In the first phase of electric vehicle funding, Energy Efficiency Services Limited (EESL), under the administration of Ministry of Power, Government of India, will procure 10,000 electric vehicles from Tata Motors Limited. The company was selected through an international competitive bidding aimed at increased participation. Tata Motors won the tender and will now supply the Electric Vehicles (EVs) in two phases – first 500 e-cars will be supplied to EESL in November 2017 and the rest 9,500 EVs will be delivered in the second phase. Tata Motors will supply its Tigor EV model to EESL by the end of 2018.
The tender floated by EESL is the world’s largest single electric vehicle procurement. Three leading manufacturers – Tata Motors, Mahindra & Mahindra and Nissan participated in the tender and the bids for TATA Motors and Mahindra and Mahindra were opened.
EESL is driven by the objective of facilitating faster adoption of disruptive technology solutions while balancing economic development and environmental sustainability. With this specific initiative, EESL seeks to create the market for electric vehicles, a technology which is poised to boost e-mobility in the country; through its unique business model of aggregation of demand and bulk procurement. EESL is seeking to leverage the immense potential of replacement of existing vehicles in the government departments for initial demand aggregation.
Tata Motor Limited quoted the lowest price of ₹10.16 Lakh exclusive of GST in the competitive bidding. The vehicle will be provided to EESL for ₹11.2 Lakh which will be inclusive of GST and comprehensive 5 year warranty which is 25 % below the current retail price of a similar electric vehicle with 3 year warranty.
Anand Mahindra was quick to congratulate Tata Motors for bagging world’s largest electric vehicle tender. Mahindra & Mahindra also bagged the contract from EESL after they agreed to match the price of their sedan e-Verito with Tata’s bid.
India is a net importer of petrol and diesel. A push towards alternative fuels like methanol or electricity will reduce the fiscal deficit of the country. Indian cities are largely a victim of pollution. On 7th November 2017, PM 10 material at New Delhi’s Karol Bagh area reached 999, almost 10 times higher than permissive levels. A move towards electric mode of transport would not just be eco-friendly but indigenous. The government of India is likely to replace all its 6 lakh vehicles with an EV by 2022.
EESL plans to call tenders for the second phase of procuring 20,000 electric vehicles by Q1 2018. Tender cost is likely to above ₹2,000 crore. Nitin Gadkari at Pravaas India Expo 2017 said that Indian government wants to build healthy competition in EV space. This will ensure that the price of the battery will come down. Within few years, the general public will opt for EV than conventional diesel guzzling car as it will be 10 times cheaper to run.

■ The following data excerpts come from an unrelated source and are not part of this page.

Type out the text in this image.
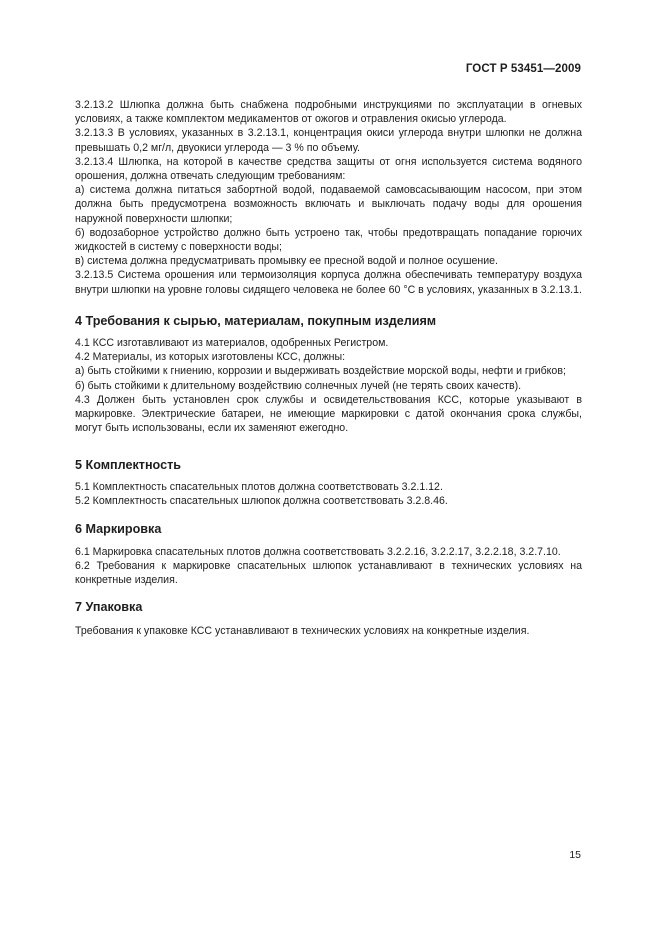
ГОСТ Р 53451—2009

3.2.13.2 Шлюпка должна быть снабжена подробными инструкциями по эксплуатации в огневых условиях, а также комплектом медикаментов от ожогов и отравления окисью углерода.

3.2.13.3 В условиях, указанных в 3.2.13.1, концентрация окиси углерода внутри шлюпки не должна превышать 0,2 мг/л, двуокиси углерода — 3 % по объему.

3.2.13.4 Шлюпка, на которой в качестве средства защиты от огня используется система водяного орошения, должна отвечать следующим требованиям:

а) система должна питаться забортной водой, подаваемой самовсасывающим насосом, при этом должна быть предусмотрена возможность включать и выключать подачу воды для орошения наружной поверхности шлюпки;

б) водозаборное устройство должно быть устроено так, чтобы предотвращать попадание горючих жидкостей в систему с поверхности воды;

в) система должна предусматривать промывку ее пресной водой и полное осушение.

3.2.13.5 Система орошения или термоизоляция корпуса должна обеспечивать температуру воздуха внутри шлюпки на уровне головы сидящего человека не более 60 °С в условиях, указанных в 3.2.13.1.

4 Требования к сырью, материалам, покупным изделиям

4.1 КСС изготавливают из материалов, одобренных Регистром.

4.2 Материалы, из которых изготовлены КСС, должны:

а) быть стойкими к гниению, коррозии и выдерживать воздействие морской воды, нефти и грибков;

б) быть стойкими к длительному воздействию солнечных лучей (не терять своих качеств).

4.3 Должен быть установлен срок службы и освидетельствования КСС, которые указывают в маркировке. Электрические батареи, не имеющие маркировки с датой окончания срока службы, могут быть использованы, если их заменяют ежегодно.

5 Комплектность

5.1 Комплектность спасательных плотов должна соответствовать 3.2.1.12.

5.2 Комплектность спасательных шлюпок должна соответствовать 3.2.8.46.

6 Маркировка

6.1 Маркировка спасательных плотов должна соответствовать 3.2.2.16, 3.2.2.17, 3.2.2.18, 3.2.7.10.

6.2 Требования к маркировке спасательных шлюпок устанавливают в технических условиях на конкретные изделия.

7 Упаковка

Требования к упаковке КСС устанавливают в технических условиях на конкретные изделия.

15
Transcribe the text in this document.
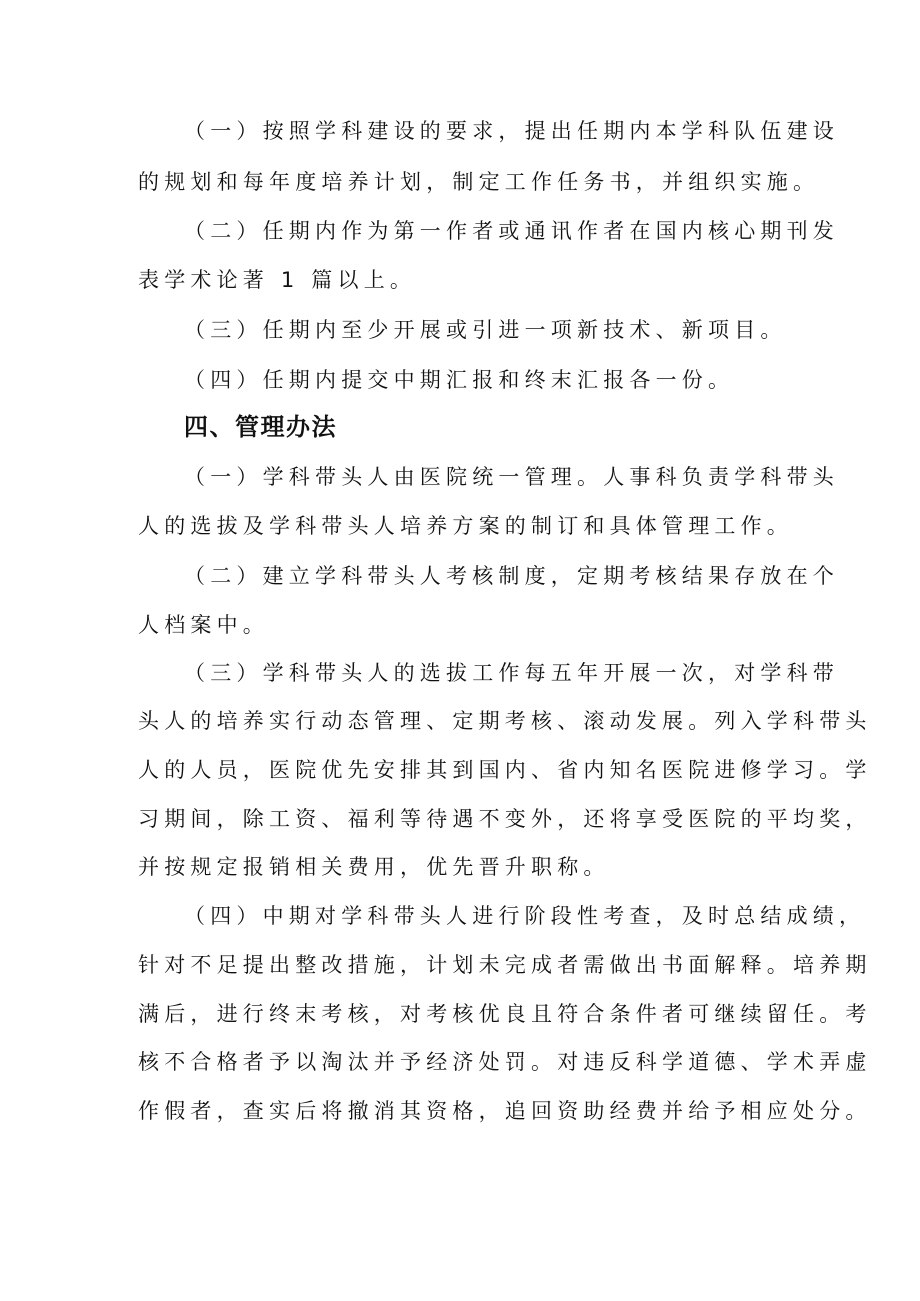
（一）按照学科建设的要求，提出任期内本学科队伍建设
的规划和每年度培养计划，制定工作任务书，并组织实施。
（二）任期内作为第一作者或通讯作者在国内核心期刊发
表学术论著 1 篇以上。
（三）任期内至少开展或引进一项新技术、新项目。
（四）任期内提交中期汇报和终末汇报各一份。
四、管理办法
（一）学科带头人由医院统一管理。人事科负责学科带头
人的选拔及学科带头人培养方案的制订和具体管理工作。
（二）建立学科带头人考核制度，定期考核结果存放在个
人档案中。
（三）学科带头人的选拔工作每五年开展一次，对学科带
头人的培养实行动态管理、定期考核、滚动发展。列入学科带头
人的人员，医院优先安排其到国内、省内知名医院进修学习。学
习期间，除工资、福利等待遇不变外，还将享受医院的平均奖，
并按规定报销相关费用，优先晋升职称。
（四）中期对学科带头人进行阶段性考查，及时总结成绩，
针对不足提出整改措施，计划未完成者需做出书面解释。培养期
满后，进行终末考核，对考核优良且符合条件者可继续留任。考
核不合格者予以淘汰并予经济处罚。对违反科学道德、学术弄虚
作假者，查实后将撤消其资格，追回资助经费并给予相应处分。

The same revolution will take place in public transport buses. In a move, Ola cabs have introduced 200 e-taxi in Nagpur.
The move to electrical vehicle is sceptical as India is yet not 100% power surplus and load shedding is common seen in rural areas. India aims to generate 175GW electricity by renewable means by 2022. As per white paper published by NITI Aayog, making India’s passenger mobility shared, electric, and connected can cut its energy demand by 64% and carbon emissions by 37% in 2030. This would result in a reduction of 156 Mtoe in diesel and petrol consumption for that year & at USD 52/bbl of crude, this would imply a net savings of roughly ₹3.9 lakh crore in 2030.